To explain, Sgnl is a bone-conduction wrist-strap, one that essentially turns your fingertip into a vibrating speaker.
We first spotted Sgnl when it launched as a Kickstarter project last year, and this month I got the opportunity to try a near-final prototype at the IFA technology conference in Berlin, ahead of Sgnl (finally) shipping to backers next month.
But anyway, back to my finger-ear situation.
Sgnl is a wrist-strap that can be attached to either a smartwatch, like Apple Watch, or a plain old regular wristwatch.
Through the wonders of Bluetooth it’ll connect to your smartphone and when your phone rings, rather than piping the audio out of your phone, a pad on the inside of Sgnl will feverishly start vibrating sending the audio to your fingertip while a microphone in the wristband will pick up your voice.
Press said fingertip in your ear or, more accurately, on your ear and you’re off.
But the most important question, and why you’re probably here, is, how does it sound?
Yeah, not great.
Admittedly I was in a busy convention centre, but the audio that I ‘heard’ was still very muffled, distant and distorted enough as to make one word in every five almost inaudible.
I also had to press very hard, and very precisely, against certain parts of my ear (the more boney bits), which quickly became uncomfortable – you wouldn’t want to be taking any long calls on this.
But it’s not all doom and gloom.
Taking a call with Sgnl is, yes, quite liberating.
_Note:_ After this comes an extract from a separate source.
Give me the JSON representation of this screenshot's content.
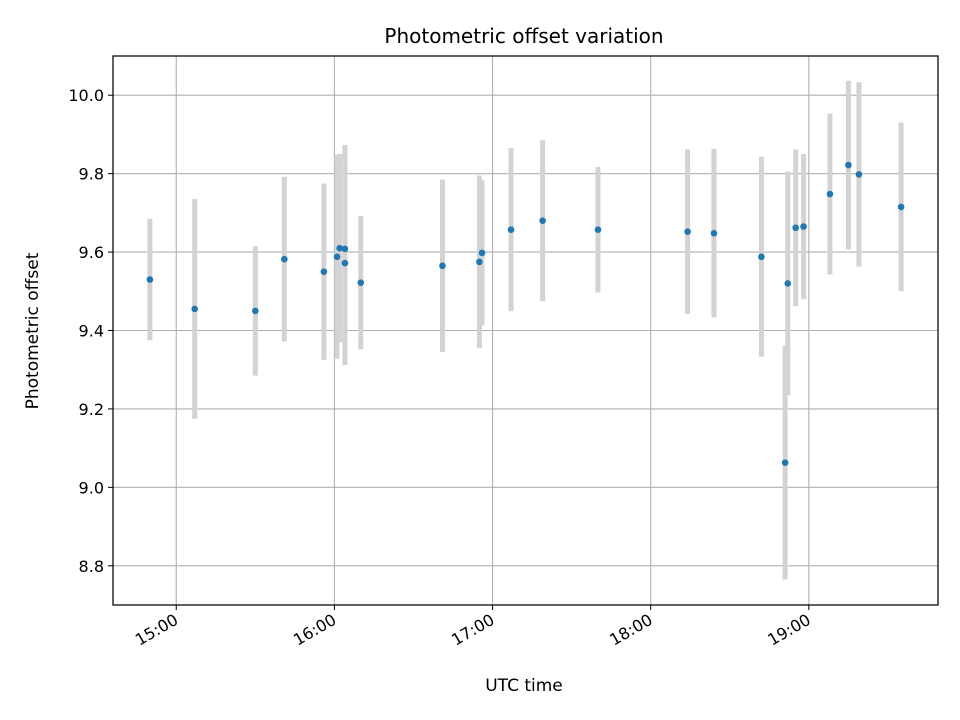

It paints a vision of the future where your Apple Watch buzzes with a call, and you simply finger-ear to discreetly answer.
It’s a future I like the sound of.
Sadly Sgnl isn’t there yet, and I’m not sure if it ever will be.
Today their wrist-strap is an expensive ($149) demo of what could be. It’s a technology that will likely be swooped on by tech giants like Apple and Samsung, developed, improved and then built into millions of devices around the world. None made by Sgnl.
The company might be remembered as the groundbreaking innovator which put us on the path to a bone-conduction future. But, more likely than not, it won’t be.